A Risk-Based Approach to Environmental Flow Assessment

Habitat-based assessment methods used to determine environmental flow needs of rivers are riddled with uncertainties. Specifically, important uncertainties lie within quantifying (1) how the physical habitat within the river changes with flow, and (2) the physical habitat preferences of the organisms within the aquatic ecosystem. However, these assessment methods generally ignore all uncertainties in the analysis and produce a point estimate for the amount of usable habitat available to aquatic organisms at any given flow. When setting instream flow requirements, managers must be aware of the uncertainty in the habitat-flow relationship in order to make informed and precautionary decisions. In this research, we quantify the uncertainty in both the change physical habitat with flow and the physical habitat preferences of the organisms within the aquatic ecosystem. We develop a method that propagates these uncertainties through a commonly used assessment method in British Columbia, the British Columbia Instream Flow Methodology (BCIFM), to produce estimates of the habitat-flow relationship. Finally, we quantify the uncertainty in the habitat-flow relationship in terms of the risk of habitat loss as a function of flow.
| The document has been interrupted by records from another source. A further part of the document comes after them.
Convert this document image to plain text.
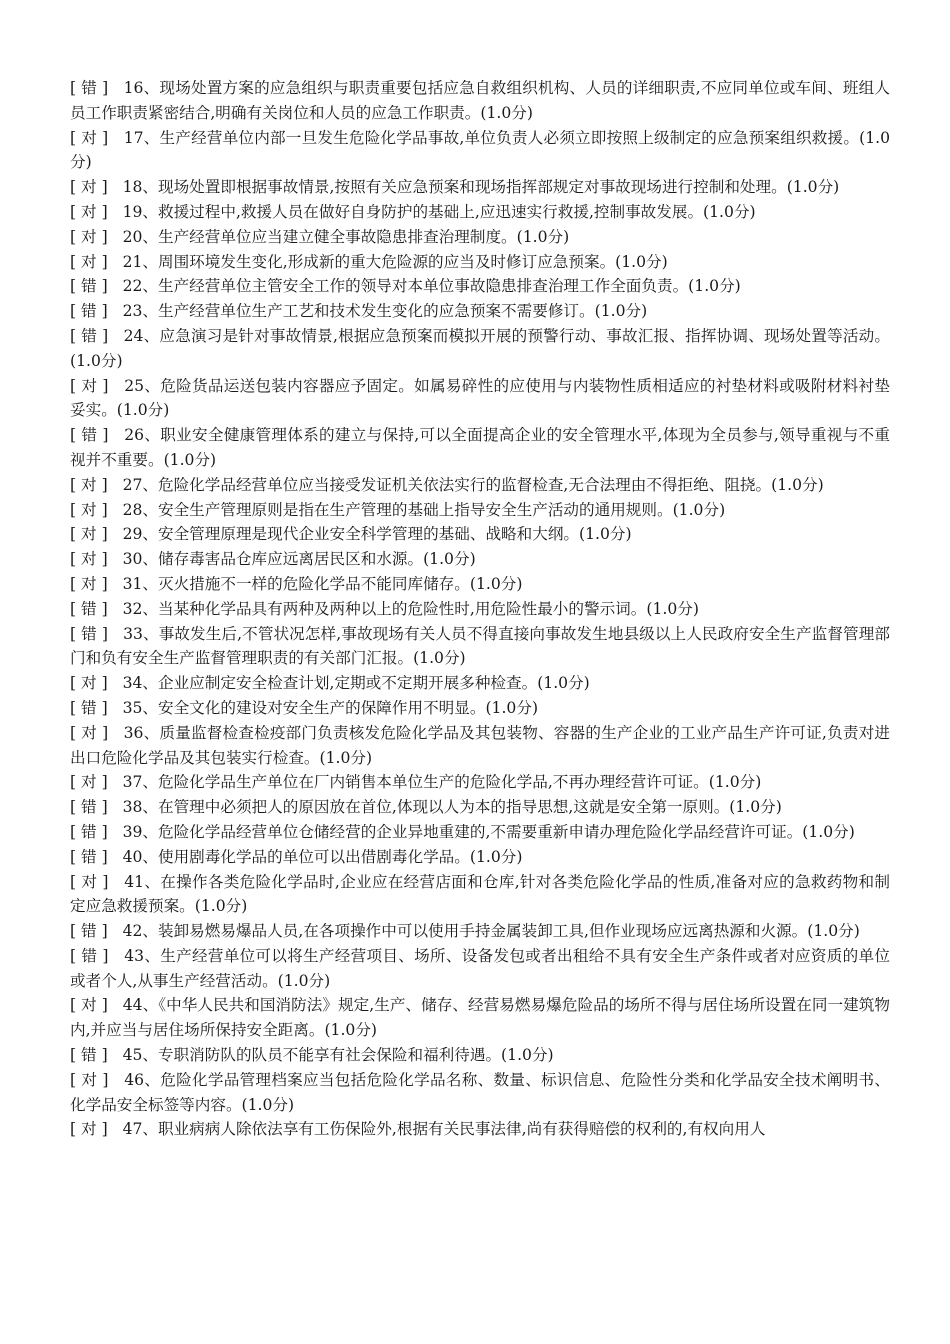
[ 错 ] 16、现场处置方案的应急组织与职责重要包括应急自救组织机构、人员的详细职责,不应同单位或车间、班组人员工作职责紧密结合,明确有关岗位和人员的应急工作职责。(1.0分)

[ 对 ] 17、生产经营单位内部一旦发生危险化学品事故,单位负责人必须立即按照上级制定的应急预案组织救援。(1.0分)

[ 对 ] 18、现场处置即根据事故情景,按照有关应急预案和现场指挥部规定对事故现场进行控制和处理。(1.0分)

[ 对 ] 19、救援过程中,救援人员在做好自身防护的基础上,应迅速实行救援,控制事故发展。(1.0分)

[ 对 ] 20、生产经营单位应当建立健全事故隐患排查治理制度。(1.0分)

[ 对 ] 21、周围环境发生变化,形成新的重大危险源的应当及时修订应急预案。(1.0分)

[ 错 ] 22、生产经营单位主管安全工作的领导对本单位事故隐患排查治理工作全面负责。(1.0分)

[ 错 ] 23、生产经营单位生产工艺和技术发生变化的应急预案不需要修订。(1.0分)

[ 错 ] 24、应急演习是针对事故情景,根据应急预案而模拟开展的预警行动、事故汇报、指挥协调、现场处置等活动。(1.0分)

[ 对 ] 25、危险货品运送包装内容器应予固定。如属易碎性的应使用与内装物性质相适应的衬垫材料或吸附材料衬垫妥实。(1.0分)

[ 错 ] 26、职业安全健康管理体系的建立与保持,可以全面提高企业的安全管理水平,体现为全员参与,领导重视与不重视并不重要。(1.0分)

[ 对 ] 27、危险化学品经营单位应当接受发证机关依法实行的监督检查,无合法理由不得拒绝、阻挠。(1.0分)

[ 对 ] 28、安全生产管理原则是指在生产管理的基础上指导安全生产活动的通用规则。(1.0分)

[ 对 ] 29、安全管理原理是现代企业安全科学管理的基础、战略和大纲。(1.0分)

[ 对 ] 30、储存毒害品仓库应远离居民区和水源。(1.0分)

[ 对 ] 31、灭火措施不一样的危险化学品不能同库储存。(1.0分)

[ 错 ] 32、当某种化学品具有两种及两种以上的危险性时,用危险性最小的警示词。(1.0分)

[ 错 ] 33、事故发生后,不管状况怎样,事故现场有关人员不得直接向事故发生地县级以上人民政府安全生产监督管理部门和负有安全生产监督管理职责的有关部门汇报。(1.0分)

[ 对 ] 34、企业应制定安全检查计划,定期或不定期开展多种检查。(1.0分)

[ 错 ] 35、安全文化的建设对安全生产的保障作用不明显。(1.0分)

[ 对 ] 36、质量监督检查检疫部门负责核发危险化学品及其包装物、容器的生产企业的工业产品生产许可证,负责对进出口危险化学品及其包装实行检查。(1.0分)

[ 对 ] 37、危险化学品生产单位在厂内销售本单位生产的危险化学品,不再办理经营许可证。(1.0分)

[ 错 ] 38、在管理中必须把人的原因放在首位,体现以人为本的指导思想,这就是安全第一原则。(1.0分)

[ 错 ] 39、危险化学品经营单位仓储经营的企业异地重建的,不需要重新申请办理危险化学品经营许可证。(1.0分)

[ 错 ] 40、使用剧毒化学品的单位可以出借剧毒化学品。(1.0分)

[ 对 ] 41、在操作各类危险化学品时,企业应在经营店面和仓库,针对各类危险化学品的性质,准备对应的急救药物和制定应急救援预案。(1.0分)

[ 错 ] 42、装卸易燃易爆品人员,在各项操作中可以使用手持金属装卸工具,但作业现场应远离热源和火源。(1.0分)

[ 错 ] 43、生产经营单位可以将生产经营项目、场所、设备发包或者出租给不具有安全生产条件或者对应资质的单位或者个人,从事生产经营活动。(1.0分)

[ 对 ] 44、《中华人民共和国消防法》规定,生产、储存、经营易燃易爆危险品的场所不得与居住场所设置在同一建筑物内,并应当与居住场所保持安全距离。(1.0分)

[ 错 ] 45、专职消防队的队员不能享有社会保险和福利待遇。(1.0分)

[ 对 ] 46、危险化学品管理档案应当包括危险化学品名称、数量、标识信息、危险性分类和化学品安全技术阐明书、化学品安全标签等内容。(1.0分)

[ 对 ] 47、职业病病人除依法享有工伤保险外,根据有关民事法律,尚有获得赔偿的权利的,有权向用人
We apply this method as a case study to a steep, highly complex reach of the North Alouette River, BC. Results from this case study indicate that below a particular low-flow threshold, the probability of habitat loss increases exponentially. Additionally, we are more certain about the discharges at which high-magnitude habitat losses will occur compared to low-magnitude losses. It is important that this type of information be considered by managers when developing minimum flow requirements.